SD WAN makes your network look simple, but it's complex underneath
SD WAN prides itself on simplicity, presenting you with a simple view of your network, and promising to make it simple to manage. But beneath that simple view lies a network that is just as complex as it was before, probably more so.
While the overlay makes things look simple, there is a lot going on under the hood. And while an SD WAN user interface makes things easy to change, the implications of those changes can be far-reaching. This creates new risk for teams who previously delegated such changes to the management service.
Turning to the underlay, this will tend to become more complex with SD WAN.
Why more complex?
Among other things, the underlay can be more complex because SD WAN encourages you to:
- Have multiple circuits at each site;
- Mix internet with traditional network technologies;
- Route traffic dynamically.
With SD WAN, the underlay still needs to be designed and sized to support the traffic and performance that your applications need. When things go wrong, the problem still needs to be identified and rectified. With complex and intermittent problems, this work can be non-trivial, and it's often outside the scope that SD WAN can deal with.
To illustrate, a large global geo-science business recently reported that their new SD WAN suffered from poor latency. The SD WAN overlay presented global connections as single hops with low latency.
However, this masked the reality of multiple physical hops and sub-optimal transatlantic hops that led to well very long total latency.

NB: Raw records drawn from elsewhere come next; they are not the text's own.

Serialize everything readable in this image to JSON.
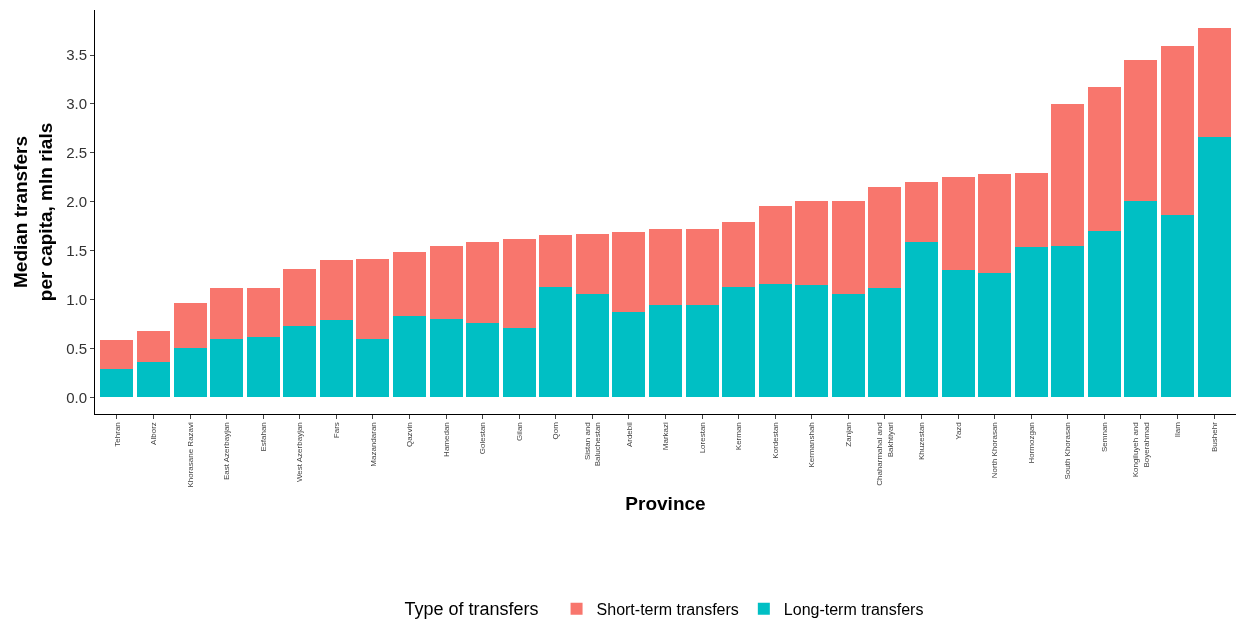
{
  "chart_data": {
    "type": "bar",
    "stacked": true,
    "xlabel": "Province",
    "ylabel": "Median transfers\nper capita, mln rials",
    "legend_title": "Type of transfers",
    "legend": "bottom",
    "grid": false,
    "categories": [
      "Tehran",
      "Alborz",
      "Khorasane Razavi",
      "East Azerbayjan",
      "Esfahan",
      "West Azerbayjan",
      "Fars",
      "Mazandaran",
      "Qazvin",
      "Hamedan",
      "Golestan",
      "Gilan",
      "Qom",
      "Sistan and\nBaluchestan",
      "Ardebil",
      "Markazi",
      "Lorestan",
      "Kerman",
      "Kordestan",
      "Kermanshah",
      "Zanjan",
      "Chaharmahal and\nBakhtiyari",
      "Khuzestan",
      "Yazd",
      "North Khorasan",
      "Hormozgan",
      "South Khorasan",
      "Semnan",
      "Kongiluyeh and\nBoyerahmad",
      "Ilam",
      "Bushehr"
    ],
    "series": [
      {
        "name": "Long-term transfers",
        "color": "#00bfc4",
        "values": [
          0.29,
          0.36,
          0.5,
          0.6,
          0.62,
          0.73,
          0.79,
          0.6,
          0.83,
          0.8,
          0.76,
          0.71,
          1.13,
          1.06,
          0.87,
          0.94,
          0.94,
          1.13,
          1.16,
          1.15,
          1.06,
          1.12,
          1.59,
          1.3,
          1.27,
          1.54,
          1.55,
          1.7,
          2.01,
          1.86,
          2.66
        ]
      },
      {
        "name": "Short-term transfers",
        "color": "#f8766d",
        "values": [
          0.3,
          0.32,
          0.46,
          0.52,
          0.5,
          0.58,
          0.61,
          0.81,
          0.66,
          0.75,
          0.83,
          0.91,
          0.53,
          0.61,
          0.82,
          0.78,
          0.78,
          0.66,
          0.8,
          0.86,
          0.95,
          1.03,
          0.61,
          0.95,
          1.01,
          0.75,
          1.45,
          1.47,
          1.44,
          1.73,
          1.12
        ]
      }
    ],
    "ylim": [
      -0.17,
      3.96
    ],
    "yticks": [
      {
        "value": 0,
        "label": "0.0"
      },
      {
        "value": 0.5,
        "label": "0.5"
      },
      {
        "value": 1,
        "label": "1.0"
      },
      {
        "value": 1.5,
        "label": "1.5"
      },
      {
        "value": 2,
        "label": "2.0"
      },
      {
        "value": 2.5,
        "label": "2.5"
      },
      {
        "value": 3,
        "label": "3.0"
      },
      {
        "value": 3.5,
        "label": "3.5"
      }
    ]
  }
}
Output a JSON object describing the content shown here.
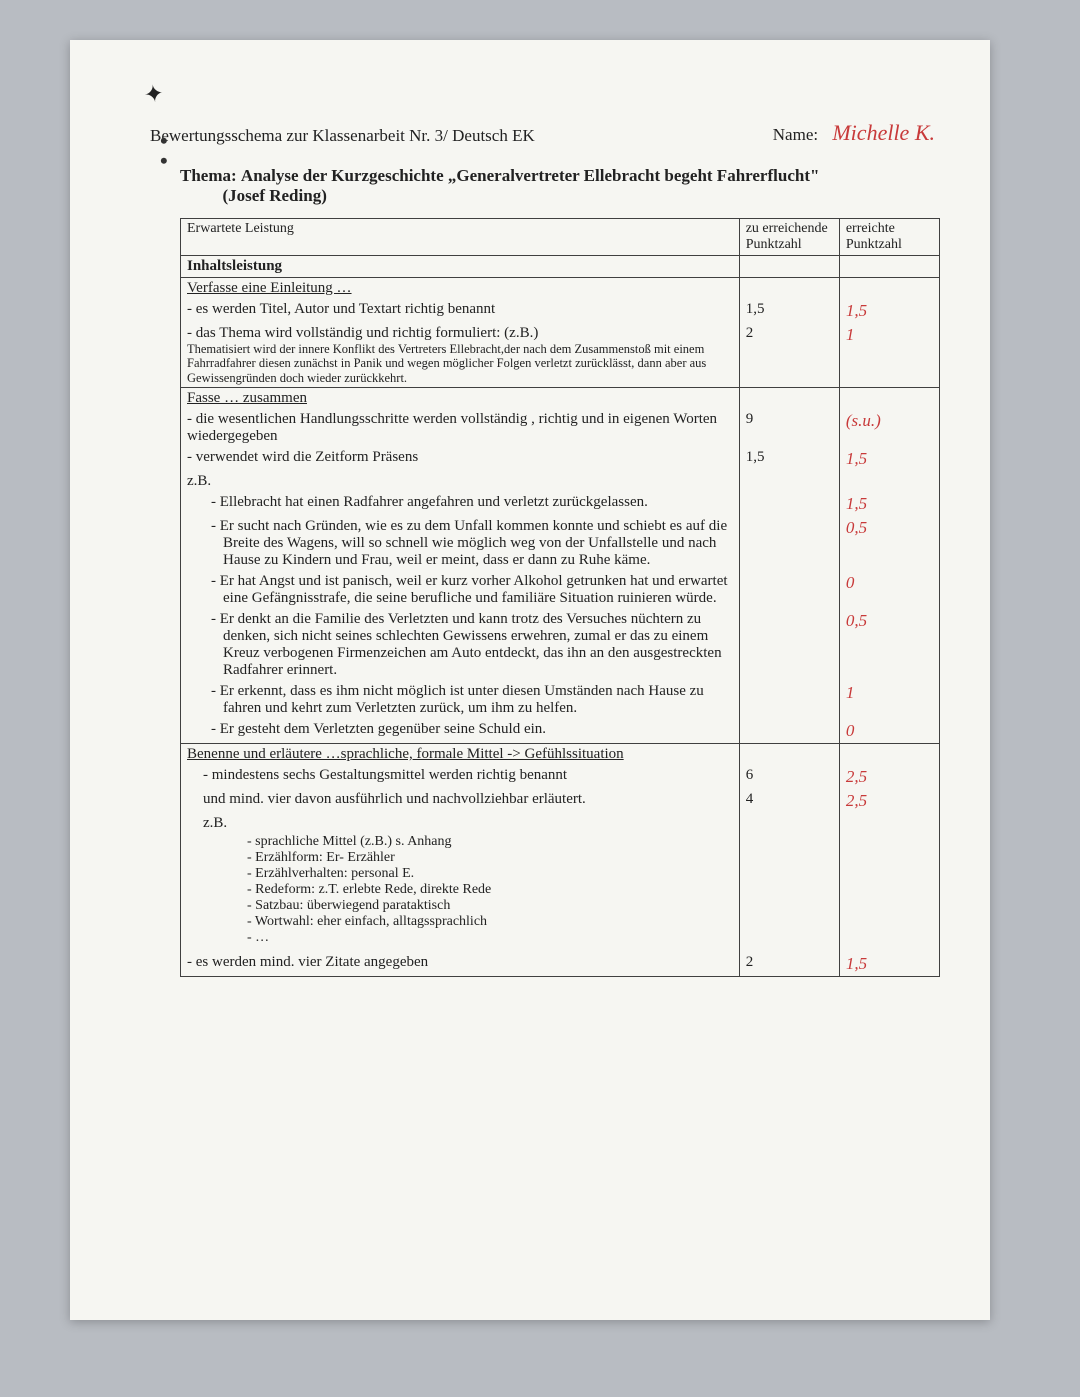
{
  "header": {
    "title": "Bewertungsschema zur Klassenarbeit Nr. 3/ Deutsch EK",
    "name_label": "Name:",
    "name_value": "Michelle K."
  },
  "thema": {
    "label": "Thema:",
    "text": "Analyse der Kurzgeschichte „Generalvertreter Ellebracht begeht Fahrerflucht\"",
    "author": "(Josef Reding)"
  },
  "cols": {
    "c1": "Erwartete Leistung",
    "c2": "zu erreichende Punktzahl",
    "c3": "erreichte Punktzahl"
  },
  "sections": {
    "inhalt": "Inhaltsleistung",
    "einleitung": "Verfasse eine Einleitung …",
    "fasse": "Fasse … zusammen",
    "benenne": "Benenne  und  erläutere   …sprachliche,  formale  Mittel   -> Gefühlssituation"
  },
  "rows": {
    "r1": {
      "text": "- es werden Titel, Autor und Textart richtig benannt",
      "max": "1,5",
      "got": "1,5"
    },
    "r2": {
      "text": "- das Thema wird vollständig und richtig formuliert: (z.B.)",
      "sub": "Thematisiert wird der innere Konflikt des Vertreters Ellebracht,der nach dem Zusammenstoß mit einem Fahrradfahrer diesen zunächst in Panik und wegen möglicher Folgen verletzt zurücklässt, dann aber aus Gewissengründen doch wieder zurückkehrt.",
      "max": "2",
      "got": "1"
    },
    "r3": {
      "text": "- die wesentlichen Handlungsschritte werden vollständig , richtig und in eigenen Worten wiedergegeben",
      "max": "9",
      "got": "(s.u.)"
    },
    "r4": {
      "text": "- verwendet wird die Zeitform Präsens",
      "max": "1,5",
      "got": "1,5"
    },
    "zb": "z.B.",
    "r5": {
      "text": "- Ellebracht hat einen Radfahrer angefahren und verletzt zurückgelassen.",
      "got": "1,5"
    },
    "r6": {
      "text": "- Er sucht nach Gründen, wie es zu dem Unfall kommen konnte und schiebt es auf die Breite des Wagens, will so schnell wie möglich weg von der Unfallstelle und nach Hause zu Kindern und Frau, weil er meint, dass er dann zu Ruhe käme.",
      "got": "0,5"
    },
    "r7": {
      "text": "- Er hat Angst und ist panisch, weil er kurz vorher Alkohol getrunken hat und erwartet eine Gefängnisstrafe, die seine berufliche und familiäre Situation ruinieren würde.",
      "got": "0"
    },
    "r8": {
      "text": "- Er denkt an die Familie des Verletzten und kann trotz des Versuches nüchtern zu denken, sich nicht seines schlechten Gewissens erwehren, zumal er das zu einem Kreuz verbogenen Firmenzeichen am Auto entdeckt, das ihn an den ausgestreckten Radfahrer erinnert.",
      "got": "0,5"
    },
    "r9": {
      "text": "- Er erkennt, dass es ihm nicht möglich ist unter diesen Umständen nach Hause zu fahren und kehrt zum Verletzten zurück, um ihm zu helfen.",
      "got": "1"
    },
    "r10": {
      "text": "- Er gesteht dem Verletzten gegenüber seine Schuld ein.",
      "got": "0"
    },
    "r11": {
      "text": "- mindestens sechs Gestaltungsmittel werden richtig benannt",
      "max": "6",
      "got": "2,5"
    },
    "r12": {
      "text": "und mind. vier davon ausführlich und nachvollziehbar erläutert.",
      "max": "4",
      "got": "2,5"
    },
    "zb2": "z.B.",
    "bullets": {
      "b1": "sprachliche Mittel (z.B.)  s. Anhang",
      "b2": "Erzählform: Er- Erzähler",
      "b3": "Erzählverhalten: personal E.",
      "b4": "Redeform: z.T. erlebte Rede, direkte Rede",
      "b5": "Satzbau: überwiegend parataktisch",
      "b6": "Wortwahl: eher einfach, alltagssprachlich",
      "b7": "…"
    },
    "r13": {
      "text": "- es werden mind. vier Zitate angegeben",
      "max": "2",
      "got": "1,5"
    }
  },
  "colors": {
    "page_bg": "#f6f6f2",
    "outer_bg": "#b8bcc2",
    "score_color": "#c83a3a",
    "border": "#404040"
  }
}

It took traditional skills to identify and fix this problem, and at best, SD WAN didn't help because it obscured what was going on.
The automatic gearbox in your car presents you with a very simple experience, but it hides great complexity. SD WAN presents a simple view of your network, but it, too, hides great complexity.
Complexity means that, for the whole network to perform well, network expertise is still required at design stage, during deployment, during post-deployment tuning, and when complex problems arise in-life.
Again, someone has to do that work, and the question of who does that work goes to the heart of your choice about DIY vs Managed SD WAN.